Ob ein Management Audit ein Erfolg für das beauftragende Unternehmen ist oder nicht, wird maßgeblich dadurch bestimmt, ob systematische Follow-up-Maßnahmen mit Kreativität und Einsatzbereitschaft entwickelt und konsequent umgesetzt werden. Follow-up bezieht sich dabei vor allem auf Maßnahmen der Managemententwicklung. Es müssen sehr individuelle Feedbackgespräche erfolgen, in denen heraus gearbeitet wird, welche Schritte sich für einen Teilnehmer konkret aus einem Management Audit ergeben: Was bedeutet es für seine weitere Karriere? An welchen Kompetenzen wird er arbeiten? Wie wird das Unternehmen ihn dabei unterstützen? Welche Meilensteine werden dabei gesetzt und wie wird der Erfolg dieser Entwicklung begleitend bewertet?

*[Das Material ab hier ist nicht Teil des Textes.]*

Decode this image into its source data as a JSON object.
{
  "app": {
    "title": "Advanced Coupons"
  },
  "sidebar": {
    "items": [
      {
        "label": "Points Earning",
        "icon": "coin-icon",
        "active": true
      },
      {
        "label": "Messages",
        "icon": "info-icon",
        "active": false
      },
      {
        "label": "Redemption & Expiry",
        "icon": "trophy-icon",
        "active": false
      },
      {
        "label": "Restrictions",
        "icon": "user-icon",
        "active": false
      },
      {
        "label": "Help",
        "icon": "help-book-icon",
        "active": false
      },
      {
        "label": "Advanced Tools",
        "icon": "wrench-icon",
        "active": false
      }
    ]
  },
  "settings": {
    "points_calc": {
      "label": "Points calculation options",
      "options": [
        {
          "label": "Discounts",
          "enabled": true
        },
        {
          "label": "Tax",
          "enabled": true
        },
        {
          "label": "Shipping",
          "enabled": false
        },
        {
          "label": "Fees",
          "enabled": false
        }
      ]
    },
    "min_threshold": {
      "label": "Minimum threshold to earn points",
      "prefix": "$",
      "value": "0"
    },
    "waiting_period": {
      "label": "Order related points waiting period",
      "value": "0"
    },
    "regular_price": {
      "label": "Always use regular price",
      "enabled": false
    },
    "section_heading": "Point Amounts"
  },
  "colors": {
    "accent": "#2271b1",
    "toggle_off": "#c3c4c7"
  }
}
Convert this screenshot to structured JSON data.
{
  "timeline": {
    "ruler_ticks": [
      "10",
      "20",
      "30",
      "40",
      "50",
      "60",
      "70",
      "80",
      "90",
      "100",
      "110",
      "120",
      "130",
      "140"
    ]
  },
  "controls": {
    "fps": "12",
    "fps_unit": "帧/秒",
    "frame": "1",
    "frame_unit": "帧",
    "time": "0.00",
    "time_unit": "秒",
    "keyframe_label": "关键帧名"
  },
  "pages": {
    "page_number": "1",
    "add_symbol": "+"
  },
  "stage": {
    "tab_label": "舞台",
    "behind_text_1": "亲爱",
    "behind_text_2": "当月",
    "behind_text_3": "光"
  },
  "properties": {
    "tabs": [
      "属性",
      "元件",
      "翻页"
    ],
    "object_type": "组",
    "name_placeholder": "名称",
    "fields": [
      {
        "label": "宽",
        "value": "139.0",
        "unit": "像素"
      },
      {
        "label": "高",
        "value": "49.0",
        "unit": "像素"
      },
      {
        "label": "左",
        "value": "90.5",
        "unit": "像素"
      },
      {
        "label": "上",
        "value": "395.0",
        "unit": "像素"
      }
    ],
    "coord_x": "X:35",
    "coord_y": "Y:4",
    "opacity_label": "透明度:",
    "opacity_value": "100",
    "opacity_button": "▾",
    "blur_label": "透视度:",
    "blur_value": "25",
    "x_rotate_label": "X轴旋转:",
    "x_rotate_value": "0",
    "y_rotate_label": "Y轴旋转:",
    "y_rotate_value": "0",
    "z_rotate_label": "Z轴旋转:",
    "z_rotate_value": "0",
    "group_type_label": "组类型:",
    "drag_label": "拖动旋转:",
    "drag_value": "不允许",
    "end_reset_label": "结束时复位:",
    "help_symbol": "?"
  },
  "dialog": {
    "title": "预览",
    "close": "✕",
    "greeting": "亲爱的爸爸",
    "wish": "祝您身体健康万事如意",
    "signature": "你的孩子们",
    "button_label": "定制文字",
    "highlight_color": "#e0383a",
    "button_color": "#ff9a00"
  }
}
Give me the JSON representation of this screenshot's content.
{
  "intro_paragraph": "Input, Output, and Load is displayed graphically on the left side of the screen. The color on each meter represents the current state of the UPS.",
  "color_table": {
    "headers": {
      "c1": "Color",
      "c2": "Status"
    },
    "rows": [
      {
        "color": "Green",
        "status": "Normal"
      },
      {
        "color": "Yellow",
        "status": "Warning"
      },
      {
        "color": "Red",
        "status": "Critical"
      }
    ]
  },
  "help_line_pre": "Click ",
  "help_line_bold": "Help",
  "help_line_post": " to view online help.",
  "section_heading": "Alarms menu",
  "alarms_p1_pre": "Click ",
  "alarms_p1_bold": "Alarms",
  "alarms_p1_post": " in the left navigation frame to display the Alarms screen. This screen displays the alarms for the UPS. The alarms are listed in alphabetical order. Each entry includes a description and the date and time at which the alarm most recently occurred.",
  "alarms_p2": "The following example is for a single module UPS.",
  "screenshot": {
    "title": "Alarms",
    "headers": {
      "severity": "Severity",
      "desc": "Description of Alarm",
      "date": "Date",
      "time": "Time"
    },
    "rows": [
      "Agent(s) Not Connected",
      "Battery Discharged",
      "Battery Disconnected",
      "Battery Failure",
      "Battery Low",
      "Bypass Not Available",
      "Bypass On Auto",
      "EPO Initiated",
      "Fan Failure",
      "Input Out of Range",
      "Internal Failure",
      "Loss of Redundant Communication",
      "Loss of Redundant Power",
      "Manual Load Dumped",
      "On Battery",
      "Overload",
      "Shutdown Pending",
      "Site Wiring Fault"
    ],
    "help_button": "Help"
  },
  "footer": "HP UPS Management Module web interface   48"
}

Im Hinblick auf Platzierungsentscheidungen ist vor allem eine schnelle und sehr konsequente, mit den Ergebnissen des Management Audits so weit wie möglich konforme Umsetzung der erfolgten Bewertungen erforderlich. Wenn Führungskräfte sich einem Audit unterziehen, erwarten sie zu Recht, dass die daraus sich ergebenden Schlüssen für die Besetzung von Schlüsselpositionen schnell und entschlossen umgesetzt werden. Ist das nicht der Fall, bieten sich zwei Erklärungen an: Das Management Audit taugt nichts, weil die Ergebnisse nicht überzeugen oder das Top Management hat Angst vor der eigenen Courage bekommen – beide Erklärungen schaden erheblich dem Ruf der Unternehmensleitung und diskreditieren für lange Zeit den Einsatz vergleichbarer Instrumente im Unternehmen.
Insgesamt führen differenziertere Zielsetzungen und steigende Qualitätsanforderungen naturgemäß dazu, dass die einsetzbare Methodik vertieft und angereichert wird. Dabei besteht die Herausforderung weniger darin, immer neue und noch feinere Methoden zu entwickeln als darin, die verfügbare Methodenvielfalt konsequent für Management Audits zu nutzen und sich dabei von Stereotypen und Vorurteilen über Methoden wie psychologische Testverfahren, Simulationen oder Fallstudien zu lösen und auch die Beschränkungen der Interviewmethode oder des 360°-Feedbacks in diesem Kontext anzuerkennen (vgl. insgesamt zu diesem Thema Wübbelmann, 2001 und Wottawa, 2005).
Differenzierungen in den Zielsetzungen, Kompetenzentwicklung bei Managemententwicklern in den Unternehmen, steigendes Selbstbewusstsein von teilnehmenden Führungskräften sowie die zunehmende Praxis, Management Audits gemeinsam von externen Beratern und internen Kräften durchführen zu lassen, werden zu Entwicklungen führen, die vor allem höhere Qualitätsstandards realisieren und von den Beratern eine stärkere methodische Expertise sowie eine noch höhere Soziale Kompetenz und persönliche Reife verlangen werden.
Wottawa, H. (2005). Kompetenzmodelle als Basis von Audits. In: K. Wübbelmann. Handbuch Management Audit. Göttingen: Hogrefe, S. 205-228.
Wübbelmann, K. (2001). Management Audit. Unternehmenskontext, Teams und Managerleistung systematisch analysieren. Wiesbaden: Gabler.
Wübbelmann, K. (2005). Perspektiven für das Management Audit. In: K. Wübbelmann. Handbuch Management Audit. Göttingen: Hogrefe, S. 265-275.